[Date Prev][Date Next][Thread Prev][Thread Next][Date Index][Thread Index]

[JAVA] Arrow performance measurement

Hi all,

A week ago, Wes and I had a discussion about the performance of the
Arrow/Java implementation on the Apache Crail (Incubating) mailing list (
http://mail-archives.apache.org/mod_mbox/crail-dev/201809.mbox/browser). In
a nutshell: I am investigating the performance of various file formats
(including Arrow) on high-performance NVMe and RDMA/100Gbps/RoCE setups. I
benchmarked how long does it take to materialize values (ints, longs,
doubles) of the store_sales table, the largest table in the TPC-DS dataset
stored on different file formats.

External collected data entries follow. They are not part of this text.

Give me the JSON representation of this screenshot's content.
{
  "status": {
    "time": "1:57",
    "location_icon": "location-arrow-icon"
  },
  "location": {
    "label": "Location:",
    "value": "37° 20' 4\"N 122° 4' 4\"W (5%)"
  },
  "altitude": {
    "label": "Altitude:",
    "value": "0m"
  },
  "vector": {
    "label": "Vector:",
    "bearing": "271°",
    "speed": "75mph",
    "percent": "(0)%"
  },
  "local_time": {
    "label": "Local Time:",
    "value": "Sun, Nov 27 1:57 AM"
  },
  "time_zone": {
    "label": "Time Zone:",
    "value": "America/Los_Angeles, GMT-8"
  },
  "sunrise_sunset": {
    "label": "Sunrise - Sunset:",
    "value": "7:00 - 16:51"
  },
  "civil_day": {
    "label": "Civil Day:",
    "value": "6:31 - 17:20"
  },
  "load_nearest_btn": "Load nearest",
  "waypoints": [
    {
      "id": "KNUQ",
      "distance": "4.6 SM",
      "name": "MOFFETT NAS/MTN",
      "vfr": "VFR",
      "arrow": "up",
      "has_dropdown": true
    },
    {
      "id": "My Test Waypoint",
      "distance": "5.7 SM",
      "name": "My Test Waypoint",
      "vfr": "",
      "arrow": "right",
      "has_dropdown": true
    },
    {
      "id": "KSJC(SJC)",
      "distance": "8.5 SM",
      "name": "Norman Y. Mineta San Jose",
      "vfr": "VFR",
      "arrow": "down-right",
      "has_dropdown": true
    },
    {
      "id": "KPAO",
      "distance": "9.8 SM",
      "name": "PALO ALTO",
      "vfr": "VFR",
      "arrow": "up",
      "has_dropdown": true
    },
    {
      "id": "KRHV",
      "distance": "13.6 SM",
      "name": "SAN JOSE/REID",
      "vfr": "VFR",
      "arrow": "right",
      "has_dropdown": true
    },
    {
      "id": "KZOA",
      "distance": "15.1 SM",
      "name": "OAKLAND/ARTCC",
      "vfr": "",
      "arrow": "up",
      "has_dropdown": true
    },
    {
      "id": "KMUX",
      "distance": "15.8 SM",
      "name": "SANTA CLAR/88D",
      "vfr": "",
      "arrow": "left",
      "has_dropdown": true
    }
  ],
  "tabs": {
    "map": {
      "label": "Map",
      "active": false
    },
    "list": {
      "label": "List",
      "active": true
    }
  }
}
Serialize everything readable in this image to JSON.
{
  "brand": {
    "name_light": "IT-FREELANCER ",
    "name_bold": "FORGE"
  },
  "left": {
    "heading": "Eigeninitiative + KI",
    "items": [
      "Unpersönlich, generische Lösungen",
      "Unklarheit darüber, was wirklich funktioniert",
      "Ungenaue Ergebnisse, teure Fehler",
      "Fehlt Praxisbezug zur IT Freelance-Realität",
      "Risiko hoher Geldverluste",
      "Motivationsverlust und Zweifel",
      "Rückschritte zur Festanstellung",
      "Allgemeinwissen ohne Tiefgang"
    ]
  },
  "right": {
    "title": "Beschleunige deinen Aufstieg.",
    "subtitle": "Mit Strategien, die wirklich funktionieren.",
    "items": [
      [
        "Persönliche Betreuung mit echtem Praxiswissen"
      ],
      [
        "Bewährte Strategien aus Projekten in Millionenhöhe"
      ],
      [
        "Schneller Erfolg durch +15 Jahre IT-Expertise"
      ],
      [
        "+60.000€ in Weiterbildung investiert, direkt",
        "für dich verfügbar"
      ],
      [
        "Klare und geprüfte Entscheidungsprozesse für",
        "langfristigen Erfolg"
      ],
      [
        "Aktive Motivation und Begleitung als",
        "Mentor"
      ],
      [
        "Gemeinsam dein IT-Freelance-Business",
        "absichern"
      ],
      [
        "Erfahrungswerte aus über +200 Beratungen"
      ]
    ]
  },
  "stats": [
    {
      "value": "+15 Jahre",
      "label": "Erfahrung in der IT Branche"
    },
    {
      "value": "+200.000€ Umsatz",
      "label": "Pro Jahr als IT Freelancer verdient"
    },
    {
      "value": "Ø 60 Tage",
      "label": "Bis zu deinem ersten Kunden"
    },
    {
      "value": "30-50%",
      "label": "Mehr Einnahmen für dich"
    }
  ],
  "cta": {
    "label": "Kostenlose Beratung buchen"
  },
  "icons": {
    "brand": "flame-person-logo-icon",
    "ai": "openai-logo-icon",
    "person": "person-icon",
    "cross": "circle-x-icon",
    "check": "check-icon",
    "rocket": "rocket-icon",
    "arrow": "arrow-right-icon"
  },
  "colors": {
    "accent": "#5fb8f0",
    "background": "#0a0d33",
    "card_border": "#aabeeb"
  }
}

Here is a write-up on this -
https://crail.incubator.apache.org/blog/2018/08/sql-p1.html. I found that
between a pair of machine connected over a 100 Gbps link, Arrow (using as a
file format on HDFS) delivered close to ~30 Gbps of bandwidth with all 16
cores engaged. Wes pointed out that (i) Arrow is in-memory IPC format, and
has not been optimized for storage interfaces/APIs like HDFS; (ii) the
performance I am measuring is for the java implementation.

Wes, I hope I summarized our discussion correctly.

That brings us to this email where I promised to follow up on the Arrow
mailing list to understand and optimize the performance of Arrow/Java
implementation on high-performance devices. I wrote a small stand-alone
benchmark (https://github.com/animeshtrivedi/benchmarking-arrow) with three
implementations of WritableByteChannel, SeekableByteChannel interfaces:

1. Arrow data is stored in HDFS/tmpfs - this gives me ~30 Gbps performance
2. Arrow data is stored in Crail/DRAM - this gives me ~35-36 Gbps
3. Arrow data is stored in on-heap byte[] - this gives me ~39 Gbps

I think the order makes sense. To better understand the performance of
Arrow/Java we can focus on the option 3.

The key question I am trying to answer is "what would it take for
Arrow/Java to deliver 100+ Gbps of performance"? Is it possible? If yes,
then what is missing/or mis-interpreted by me? If not, then where is the
performance lost? Does anyone have any performance measurements for C++
implementation? if they have seen/expect better numbers.

As a next step, I will profile the read path of Arrow/Java for the option
3. I will report my findings.

Any thoughts and feedback on this investigation are very welcome.


PS~ Cross-posting on the dev@xxxxxxxxxxxxxxxx list as well.